Ход кончился, приведя нас в самую настоящую пещеру. Именно такими я по описаниям в книгах и представляла пещеры: неровные стены, пол и потолок, топорщащиеся сталактитами и сталагмитами, но не прозрачными, а самыми настоящими, каменными. Колонны в бахроме каменных сосулек, изваянные самой природой фигурки, похожие на оплывающие свечи. И везде — на стенах, на каменных пеньках, на неровных выступах колонн — везде стояли восковые свечи, просто прилепленные основаниями к камню. Все они горели, освещая пещеру ярким, чуть колеблющимся светом, придавая ей вид уютной комнаты. И, может быть, поэтому стоявшая в пещере мебель не казалась чем-то чужеродным. Она лишь предавала законченный вид этому ансамблю.
— Вот здесь я и живу, — подал голос мой спутник. — Добро пожаловать, Анжела.

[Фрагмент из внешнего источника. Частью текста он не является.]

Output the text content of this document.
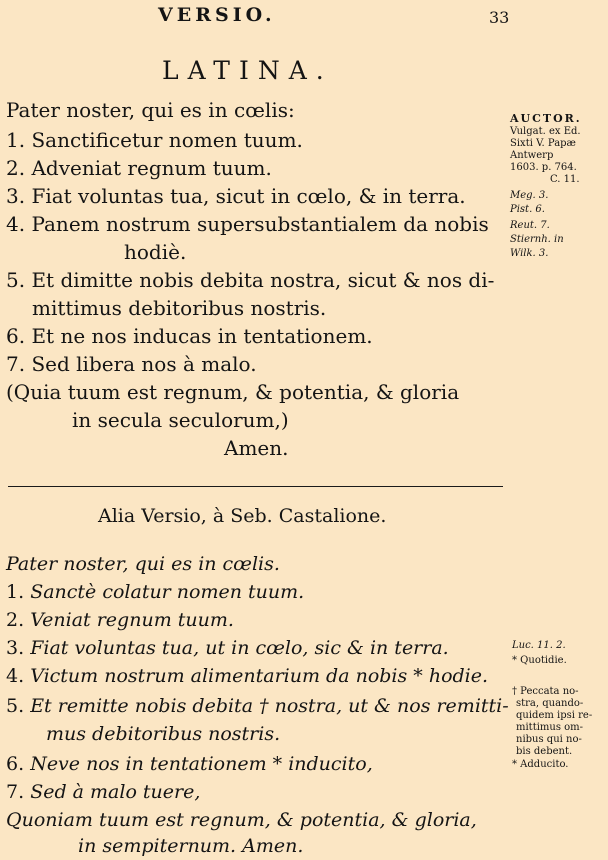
VERSIO.	33
LATINA.
Pater noster, qui es in cœlis:
1. Sanctificetur nomen tuum.
2. Adveniat regnum tuum.
3. Fiat voluntas tua, sicut in cœlo, & in terra.
4. Panem nostrum supersubstantialem da nobis
hodiè.
5. Et dimitte nobis debita nostra, sicut & nos di-
mittimus debitoribus nostris.
6. Et ne nos inducas in tentationem.
7. Sed libera nos à malo.
(Quia tuum est regnum, & potentia, & gloria
in secula seculorum,)
Amen.
AUCTOR.
Vulgat. ex Ed.
Sixti V. Papæ
Antwerp
1603. p. 764.
C. 11.
Meg. 3.
Pist. 6.
Reut. 7.
Stiernh. in
Wilk. 3.
Alia Versio, à Seb. Castalione.
Pater noster, qui es in cœlis.
1. Sanctè colatur nomen tuum.
2. Veniat regnum tuum.
3. Fiat voluntas tua, ut in cœlo, sic & in terra.
4. Victum nostrum alimentarium da nobis * hodie.
5. Et remitte nobis debita † nostra, ut & nos remitti-
mus debitoribus nostris.
6. Neve nos in tentationem * inducito,
7. Sed à malo tuere,
Quoniam tuum est regnum, & potentia, & gloria,
in sempiternum. Amen.
Luc. 11. 2.
* Quotidie.
† Peccata no-
stra, quando-
quidem ipsi re-
mittimus om-
nibus qui no-
bis debent.
* Adducito.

Выпустив его руку, я прошлась по пещере, разглядывая каменные чудеса. Нишу в стене, всю заполненную тонкими колонками, перемежающимися ещё не успевшими достигнуть пола сосульками. Ряды каменных игл на полу, похожих на неровный гребень. Вырастающий из пола горб с каменным же образованием на вершине, похожим на миниатюрный замок. Колонну, к которой лепилась колонка поменьше, в половину её высоты, а всё вместе отдалённо напоминало изображение старика с посохом. Ещё одно образование, очень похожее на кактус в горшке…

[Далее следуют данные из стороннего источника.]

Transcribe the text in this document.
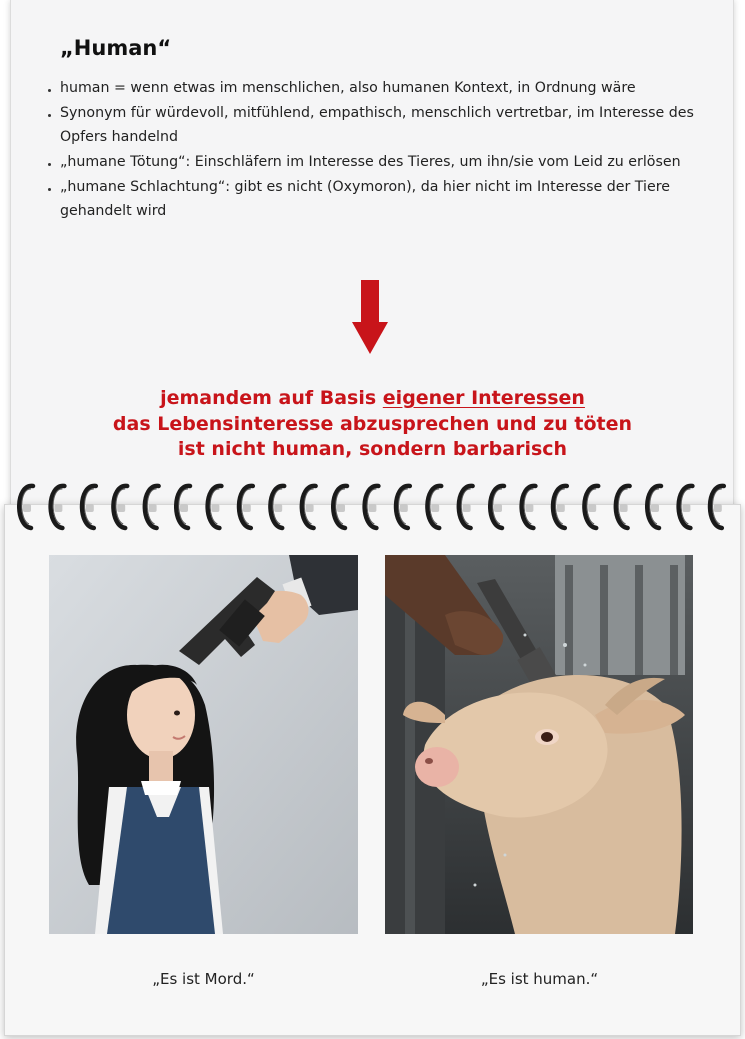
„Human“
human = wenn etwas im menschlichen, also humanen Kontext, in Ordnung wäre
Synonym für würdevoll, mitfühlend, empathisch, menschlich vertretbar, im Interesse des Opfers handelnd
„humane Tötung“: Einschläfern im Interesse des Tieres, um ihn/sie vom Leid zu erlösen
„humane Schlachtung“: gibt es nicht (Oxymoron), da hier nicht im Interesse der Tiere gehandelt wird
jemandem auf Basis eigener Interessen
das Lebensinteresse abzusprechen und zu töten
ist nicht human, sondern barbarisch
„Es ist Mord.“	„Es ist human.“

Я оглянулась на хозяина этого места, молча наблюдавшего за мной. Он так и не снял ни маски, ни даже перчаток. Безмолвная тень в чёрном, неподвижная настолько, что, не зная точно, что он здесь, посмотришь и не заметишь. Было в этой неподвижности что-то неестественное.

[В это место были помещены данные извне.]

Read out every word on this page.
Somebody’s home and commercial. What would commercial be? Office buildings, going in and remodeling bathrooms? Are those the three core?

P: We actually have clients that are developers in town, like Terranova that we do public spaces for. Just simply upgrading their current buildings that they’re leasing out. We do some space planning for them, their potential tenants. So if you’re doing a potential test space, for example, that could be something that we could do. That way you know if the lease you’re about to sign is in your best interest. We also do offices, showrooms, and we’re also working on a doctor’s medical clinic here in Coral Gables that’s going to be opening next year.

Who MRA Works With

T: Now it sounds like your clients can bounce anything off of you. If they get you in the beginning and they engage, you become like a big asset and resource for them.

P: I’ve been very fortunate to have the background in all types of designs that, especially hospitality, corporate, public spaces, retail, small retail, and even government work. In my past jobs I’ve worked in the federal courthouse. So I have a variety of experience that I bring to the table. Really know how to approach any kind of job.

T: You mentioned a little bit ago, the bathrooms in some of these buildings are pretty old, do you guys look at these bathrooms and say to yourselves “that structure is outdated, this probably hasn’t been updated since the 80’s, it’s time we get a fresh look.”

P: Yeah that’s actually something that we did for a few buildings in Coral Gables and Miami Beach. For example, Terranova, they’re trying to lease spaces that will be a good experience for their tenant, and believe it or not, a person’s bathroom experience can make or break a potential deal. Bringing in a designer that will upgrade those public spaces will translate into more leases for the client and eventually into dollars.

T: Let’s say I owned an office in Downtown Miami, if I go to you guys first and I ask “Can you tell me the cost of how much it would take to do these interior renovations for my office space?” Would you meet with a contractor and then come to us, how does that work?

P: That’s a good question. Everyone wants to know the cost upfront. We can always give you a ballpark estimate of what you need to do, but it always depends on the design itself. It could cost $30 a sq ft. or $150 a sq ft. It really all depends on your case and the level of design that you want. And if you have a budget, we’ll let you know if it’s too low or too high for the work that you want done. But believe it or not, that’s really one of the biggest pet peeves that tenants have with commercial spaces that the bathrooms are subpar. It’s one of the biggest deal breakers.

— А зачем маска? — спросила я.
— Так нужно, — человек наконец шевельнулся и подошёл ко мне. Остановился рядом, глядя на «кактус».
— Как вас зовут? — спохватилась я.
— Леонардо, — он по-прежнему не глядел на меня. Ни полоски кожи не виднелось из-под глухой одежды, высокий воротник скрывал шею, маска опускалась ниже подбородка. Она искажала голос, так что я и теперь не могла сказать о нём ничего определённого. И сама одежда была необычной. Не сюртук или фрак, а кожаная куртка и кожаные штаны, заправленные в сапожки до середины голени. Ничего лишнего, просто одежда, скрывающая тело.
Снова повисло молчание. Похоже, он, как и я, не знал, о чём говорить.
— Вы играете? — я кивнула на орган у одной из стен. Металлические трубы зрительно сливались с каменистыми потёками.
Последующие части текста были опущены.